Nessa batalha, o livro físico perde espaço?

Jean-Frédéric Pluvinage: O grande problema do livro físico é chegar ao potencial leitor, já que tem um número de exemplares específicos. O livro físico precisa chegar, mas com um preço mais acessível. As livrarias hoje em dia causam a maior parte dos entraves para que isto ocorra, já que pedem metade do valor da venda. Além disso, o escritor e a editora só receberão depois de a venda ter sido efetuada. As situações que ocorreram recentemente, com os problemas financeiros de uma série de empresas que vendiam livros, agravam ainda mais. É um sistema que poderia estar muito melhor para o editor, mas infelizmente não está. Nesse ponto o digital tem vantagem. Ele estará sempre lá para ser acessado.

 

Os livros digitais serão sempre um atrativo para novos leitores?

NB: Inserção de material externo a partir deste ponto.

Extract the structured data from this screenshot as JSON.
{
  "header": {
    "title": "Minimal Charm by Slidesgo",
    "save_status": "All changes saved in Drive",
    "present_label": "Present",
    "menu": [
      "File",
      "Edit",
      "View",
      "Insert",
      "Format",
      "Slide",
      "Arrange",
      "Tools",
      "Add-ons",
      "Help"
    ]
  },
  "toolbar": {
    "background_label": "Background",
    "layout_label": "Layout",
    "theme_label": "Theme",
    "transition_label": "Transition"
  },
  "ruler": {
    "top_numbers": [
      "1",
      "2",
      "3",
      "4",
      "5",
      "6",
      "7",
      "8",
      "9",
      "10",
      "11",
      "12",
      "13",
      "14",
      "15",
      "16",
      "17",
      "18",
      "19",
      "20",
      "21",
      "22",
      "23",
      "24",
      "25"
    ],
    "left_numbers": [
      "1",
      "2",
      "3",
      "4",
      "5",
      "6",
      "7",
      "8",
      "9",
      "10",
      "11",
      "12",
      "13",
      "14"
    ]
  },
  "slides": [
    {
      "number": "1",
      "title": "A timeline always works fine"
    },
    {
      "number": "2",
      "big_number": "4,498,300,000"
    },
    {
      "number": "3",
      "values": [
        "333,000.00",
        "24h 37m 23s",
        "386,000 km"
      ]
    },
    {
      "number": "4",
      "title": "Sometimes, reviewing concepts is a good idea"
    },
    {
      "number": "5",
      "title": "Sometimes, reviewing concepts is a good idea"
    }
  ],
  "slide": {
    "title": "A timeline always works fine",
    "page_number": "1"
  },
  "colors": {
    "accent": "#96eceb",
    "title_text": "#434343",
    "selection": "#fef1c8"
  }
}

Jean-Frédéric Pluvinage: Acredito que sim, afinal há várias questões envolvidas, como a falta de tempo de muitas pessoas. Isso já acontece no jornalismo. Alguns portais de notícias estão fazendo uma pontuação da notícia, para que o leitor não precise ler um texto completo e apenas saber o fato. Há os pontos fortes nessa tendência, mas é preciso lembrar que uma leitura imersiva também tem seus pontos fortes e oferece situações e sentimentos, que o dinamismo da informação não proporciona. Tem lugar para leitura de textos curtos, mas tem coisas que só um romance detalhado traz para o leitor. Você não consegue, por exemplo, resumir uma obra como “O Senhor dos Anéis” em uma versão pocket. (A trilogia em livro físico tem um total de cerca de 1.200 páginas).

 

A internet obrigou o jornal impresso a se reformular. Com o livro, essa relação é diferente por existir o livro digital?

Jean-Frédéric Pluvinage: Eu acho que é bem diferente. Antes de criar Fox Tablet eu trabalhei em uma outra editora e presenciei essa mudança da transição de uma revista impressa para a digital, em que o público muitas vezes obtinha a informação com vídeos, tutoriais ou em páginas de internet. Tal como o jornal, são informações pontuais que as pessoas buscam na internet com a intenção de que sejam gratuitas. Já com o livro, a pessoa tem a expectativa de uma leitura extensa, que durará mais do que um ou dois cliques na frente do computador ou do celular. Aí entra a questão de as pessoas terem um momento de leitura e utilizar um lugar confortável para ler. O próprio leitor de livros digitais foi adaptado, quando comparado com o celular ou o computador, para não ser desconfortável para a leitura. Hoje, os livros digitais não colocam em risco os livros impressos. Grande parte das pessoas passa o dia na frente a uma tela e quando chega em casa quer ter um momento de tranquilidade. Essas pessoas não vão querer ficar na frente de outra tela. O livro oferece esses momentos off-line. Em relação ao digital é um pouco difícil, sobretudo por exigir um hardware (a parte física do computador, ou seja, o conjunto de aparatos eletrônicos, peças e equipamentos que fazem o computador funcionar), que, por mais que esteja cada vez mais acessível, ainda é caro para muita gente. O investimento em cultura deve começar com políticas públicas que ofereçam livros com preços condizentes com nossa realidade, feiras de livros, biblioteca. Há outras formas de popularizar a leitura que não apenas os leitores digitais. A leitura em si precisa ser mais fomentada no Brasil antes de buscamos formas de fomentar os livros digitais.